Progressives also opposed it. Vermont Senator Bernie Sanders, who helped lead the fight against the Manchin bill, vowed to make sure any bill that helps fossil fuels stays dead.

"If we are talking about expediting clean energy products then sure," he said. "The last thing this world needs right now is any more fossil fuel projects."

Manchin blamed politics for his plan getting blocked and cited the actions of Russian President Vladimir Putin's action to "weaponize energy" in waging his war against Ukraine.

"A failed vote on something as critical as comprehensive permitting reform only serves to embolden leaders like Putin who wish to see America fail," Manchin said in a statement. "For that reason and my firmly held belief that we should never come to the brink of a government shutdown over politics, I have asked Majority Leader Schumer to remove the permitting language" from the spending legislation.

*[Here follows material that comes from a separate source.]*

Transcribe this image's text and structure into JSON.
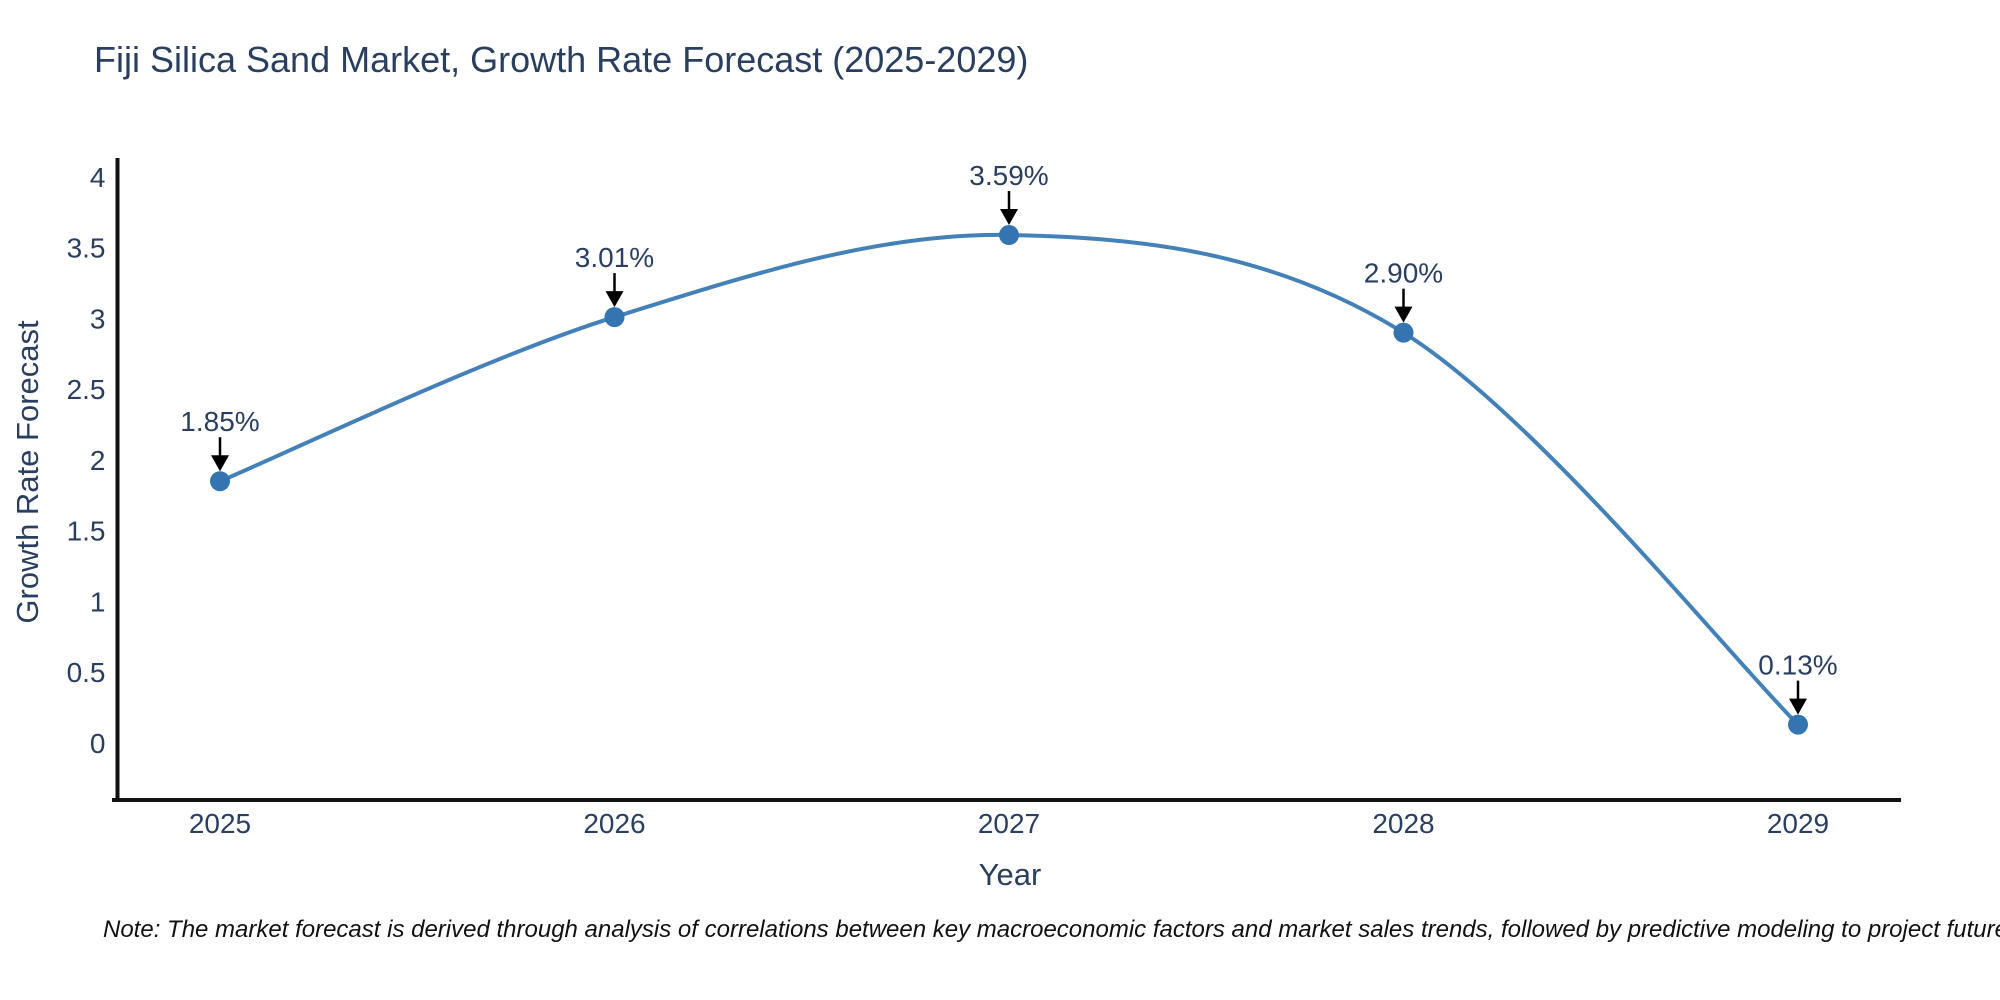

The decision spells the end for now for an effort by Manchin to convince his colleagues to support compromise energy permit changes that he argued were key to US energy independence and transition to renewable sources.

Schumer said that he, Manchin and other senators "will continue to have conversations about the best way to ensure responsible permitting reform is passed before the end of the year."

Senator Shelley Moore Capito, a West Virginia Republican, said she would work with Manchin to try to negotiate a new version in the coming months that can get GOP support.

"The problem is that it was a one party proposal," she said. Capito is looking to include it in the annual defense policy bill coming to the Senate floor as soon as October. Yet any changes that please Republicans could lose Democratic votes.

Senator Rob Portman, an Ohio Republican, said he talked with Capito and Manchin about forming a bipartisan group to get a permitting bill passed. But House approval is not assured. At least 72 Democrats have come out against the substance of Manchin's energy permit changes.

The remaining parts of the funding bill extend agency funding through Dec. 16, past the November midterm elections. The leaders of the appropriations committees have vowed to complete work on the 12 annual spending bills in the post-election lame duck period. That's a tall order because Congress has enacted none of the bills and if control changes hands in the midterms, there will be pressure on Republicans to postpone final bills until the new Congress is sworn in in January.